My UK bank won't do a wire transfer or a bank check/cheque.

I can't write a normal check because it's in a different currency.

The amount is over my debit card and credit card limits.

Have I missed something? Has anyone run into this before?


----------



## JustLurking (Mar 25, 2015)

Been there (in fact, _still_ there), done that, got the t-shirt. It's a total mystery why the IRS demands money, but then makes it borderline impossible to send it to them. The IRS makes HMRC look like a model of efficiency and customer convenience.

A few ideas below, anyway.


JKTMBA said:


> Direct Pay can't find me from my previous returns. This is troubling.
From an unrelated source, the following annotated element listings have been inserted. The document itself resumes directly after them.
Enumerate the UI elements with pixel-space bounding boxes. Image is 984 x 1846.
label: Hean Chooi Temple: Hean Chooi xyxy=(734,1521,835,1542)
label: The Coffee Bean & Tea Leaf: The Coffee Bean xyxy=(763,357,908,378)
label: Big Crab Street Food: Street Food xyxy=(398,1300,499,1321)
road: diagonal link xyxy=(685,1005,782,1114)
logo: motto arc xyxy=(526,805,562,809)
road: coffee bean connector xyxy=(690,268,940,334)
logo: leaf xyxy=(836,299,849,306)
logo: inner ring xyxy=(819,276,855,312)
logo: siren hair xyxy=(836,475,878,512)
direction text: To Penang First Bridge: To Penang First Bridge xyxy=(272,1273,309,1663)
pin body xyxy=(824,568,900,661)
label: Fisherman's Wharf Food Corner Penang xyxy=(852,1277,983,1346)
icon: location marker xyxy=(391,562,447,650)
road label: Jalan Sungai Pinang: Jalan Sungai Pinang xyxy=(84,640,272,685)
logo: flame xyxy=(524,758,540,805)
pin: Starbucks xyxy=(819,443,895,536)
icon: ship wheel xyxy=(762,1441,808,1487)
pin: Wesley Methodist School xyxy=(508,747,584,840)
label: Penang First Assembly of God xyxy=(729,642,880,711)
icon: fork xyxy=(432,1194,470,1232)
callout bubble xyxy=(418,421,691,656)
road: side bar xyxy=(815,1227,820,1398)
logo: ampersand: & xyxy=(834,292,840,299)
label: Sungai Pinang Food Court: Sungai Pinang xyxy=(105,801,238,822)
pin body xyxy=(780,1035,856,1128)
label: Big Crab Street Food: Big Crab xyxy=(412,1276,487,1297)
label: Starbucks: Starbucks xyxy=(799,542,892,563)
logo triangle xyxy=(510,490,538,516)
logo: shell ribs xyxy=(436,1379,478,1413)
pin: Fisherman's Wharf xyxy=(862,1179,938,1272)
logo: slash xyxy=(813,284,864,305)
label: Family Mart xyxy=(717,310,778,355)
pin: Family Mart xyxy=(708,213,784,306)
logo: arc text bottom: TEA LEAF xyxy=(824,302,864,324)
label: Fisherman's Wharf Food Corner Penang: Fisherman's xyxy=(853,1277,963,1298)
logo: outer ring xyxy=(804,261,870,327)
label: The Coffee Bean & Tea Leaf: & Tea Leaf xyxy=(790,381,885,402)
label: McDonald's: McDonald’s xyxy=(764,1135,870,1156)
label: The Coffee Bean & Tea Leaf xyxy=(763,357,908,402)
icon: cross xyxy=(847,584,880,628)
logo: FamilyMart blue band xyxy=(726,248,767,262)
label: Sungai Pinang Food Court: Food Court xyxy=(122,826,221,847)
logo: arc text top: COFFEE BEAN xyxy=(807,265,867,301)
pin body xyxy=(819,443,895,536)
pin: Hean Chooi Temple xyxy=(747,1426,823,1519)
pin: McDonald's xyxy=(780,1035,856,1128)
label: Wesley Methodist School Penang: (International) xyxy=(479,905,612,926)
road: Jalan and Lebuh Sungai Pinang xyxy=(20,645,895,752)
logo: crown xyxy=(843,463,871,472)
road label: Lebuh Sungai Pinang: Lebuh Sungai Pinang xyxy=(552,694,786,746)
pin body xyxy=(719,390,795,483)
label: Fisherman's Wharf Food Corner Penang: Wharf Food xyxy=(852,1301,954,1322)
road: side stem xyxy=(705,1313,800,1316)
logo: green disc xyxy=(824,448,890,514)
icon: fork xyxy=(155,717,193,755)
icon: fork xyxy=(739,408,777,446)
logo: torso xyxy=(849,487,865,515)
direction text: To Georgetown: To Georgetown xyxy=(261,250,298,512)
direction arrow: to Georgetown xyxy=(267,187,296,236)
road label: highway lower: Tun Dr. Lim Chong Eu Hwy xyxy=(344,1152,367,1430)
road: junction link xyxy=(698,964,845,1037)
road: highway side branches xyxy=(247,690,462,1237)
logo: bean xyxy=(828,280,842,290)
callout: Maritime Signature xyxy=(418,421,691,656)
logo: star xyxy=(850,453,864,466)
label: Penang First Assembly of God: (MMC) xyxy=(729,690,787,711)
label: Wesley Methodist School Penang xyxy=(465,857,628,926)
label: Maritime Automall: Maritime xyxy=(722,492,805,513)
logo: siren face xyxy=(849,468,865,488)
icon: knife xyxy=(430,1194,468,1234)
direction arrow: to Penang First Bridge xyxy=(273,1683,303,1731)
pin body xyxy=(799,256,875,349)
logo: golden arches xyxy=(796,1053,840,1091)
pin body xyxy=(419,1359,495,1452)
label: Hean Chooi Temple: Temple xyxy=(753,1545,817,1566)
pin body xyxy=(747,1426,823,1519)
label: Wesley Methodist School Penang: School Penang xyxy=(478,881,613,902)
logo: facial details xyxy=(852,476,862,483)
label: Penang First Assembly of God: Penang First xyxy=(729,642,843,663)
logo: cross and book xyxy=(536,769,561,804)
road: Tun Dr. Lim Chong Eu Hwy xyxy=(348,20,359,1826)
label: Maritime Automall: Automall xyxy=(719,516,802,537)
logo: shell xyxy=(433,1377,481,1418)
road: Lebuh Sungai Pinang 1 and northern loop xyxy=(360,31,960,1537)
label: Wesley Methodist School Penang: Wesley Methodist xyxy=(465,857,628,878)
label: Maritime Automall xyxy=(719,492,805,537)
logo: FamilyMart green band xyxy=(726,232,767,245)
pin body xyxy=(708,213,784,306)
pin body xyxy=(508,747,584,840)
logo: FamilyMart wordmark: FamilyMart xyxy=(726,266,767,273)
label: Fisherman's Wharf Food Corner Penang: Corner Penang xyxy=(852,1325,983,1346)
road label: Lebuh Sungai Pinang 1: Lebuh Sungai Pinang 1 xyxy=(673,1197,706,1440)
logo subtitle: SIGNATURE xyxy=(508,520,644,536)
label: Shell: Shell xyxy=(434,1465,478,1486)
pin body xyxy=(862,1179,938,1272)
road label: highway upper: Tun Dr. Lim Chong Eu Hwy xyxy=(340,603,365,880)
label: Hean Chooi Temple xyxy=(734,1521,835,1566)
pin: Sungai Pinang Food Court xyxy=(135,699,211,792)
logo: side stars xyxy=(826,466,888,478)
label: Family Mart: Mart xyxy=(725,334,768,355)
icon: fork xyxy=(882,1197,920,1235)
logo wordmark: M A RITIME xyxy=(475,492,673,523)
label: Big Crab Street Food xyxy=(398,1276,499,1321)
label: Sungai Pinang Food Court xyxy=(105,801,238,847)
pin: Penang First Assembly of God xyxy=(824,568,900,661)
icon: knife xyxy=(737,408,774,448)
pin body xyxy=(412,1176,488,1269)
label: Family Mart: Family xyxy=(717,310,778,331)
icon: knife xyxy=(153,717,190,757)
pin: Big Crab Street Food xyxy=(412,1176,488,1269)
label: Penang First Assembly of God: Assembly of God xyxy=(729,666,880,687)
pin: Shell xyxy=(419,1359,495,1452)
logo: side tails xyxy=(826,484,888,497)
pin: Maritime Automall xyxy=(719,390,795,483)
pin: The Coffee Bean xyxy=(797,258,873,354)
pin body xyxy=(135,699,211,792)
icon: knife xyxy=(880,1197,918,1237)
Do you file a 1040, or a 1040-NR?

It seems that Direct Pay is not set up for 1040-NR filers at all. I am one, and it refused to work for me no matter how many old returns I tried. It apparently only works if you file a resident 1040. I doubt there's any real technical reason for this; my guess is that it is simply that whoever programmed this at the IRS had no concept that other countries exist.



JKTMBA said:


> EFTPS requires a US bank account, which I don't have. My UK bank couldn't give me a routing number from an associated US bank.


Take a look at Wise (formerly Transferwise). You ought to be able to open a 'borderless' account with them that will give you both a UK facet (GBP, sort code, account number) and a US facet (USD, routing number, account number). The US facet is a full US bank account, and meaning that it should operate reasonably well with EFTPS.

My own problem with EFTPS specifically is that they have never, _ever_ sent the PIN code I need for online access, despite requesting it four times over more than three years. Oh, they say they will send it FedEx, but mysteriously they never do. It turns out that you can make a payment without the PIN if you telephone them, though. A bit insecure perhaps, but I've had it work exactly once.



JKTMBA said:


> My UK bank won't do a wire transfer or a bank check/cheque.


Odd, but ... shrug.



JKTMBA said:


> I can't write a normal check because it's in a different currency.


Expected.



JKTMBA said:


> The amount is over my debit card and credit card limits.


A substantial amount? If so, that might run into limits in Wise also, though multiple payments over a period could work round that (beware though that the IRS limits the number of payments you can make through some channels, because ... well, who knows why, perhaps just to annoy).

If you have a Wise account, you can also get them to issue a debit card on that account. Not sure of the limits on that, or if you would hit them, but maybe worth a look.

All very, _very_ frustrating though, isn't it?


----------



## JKTMBA (9 mo ago)

So very frustrating! I had a sigh of relief when I finally waded through all the forms and numbers, only to be thwarted at the last hurdle. I hadn't heard of Wise, so I'll go and have a look. I would love to not have this hanging over me. Thanks very much for your tips!


----------



## Nbaid716 (5 mo ago)

Hi everyone. If you're sending a large amount (which it sounds like you are) from the UK to the US, you should look for providers which offer low fixed fees per transaction, rather than a variable pricing model, and as close to the mid-market exchange rate as possible. The providers that are reasonable for the first £1,000 tend to get pretty expensive beyond that.


----------



## Nivie (Apr 22, 2021)

I opened a foreign currency account in $ at my local HSBC account. I often use it to wire money back and forth although not had the need to wire anything to the IRS but may need to in the future.


----------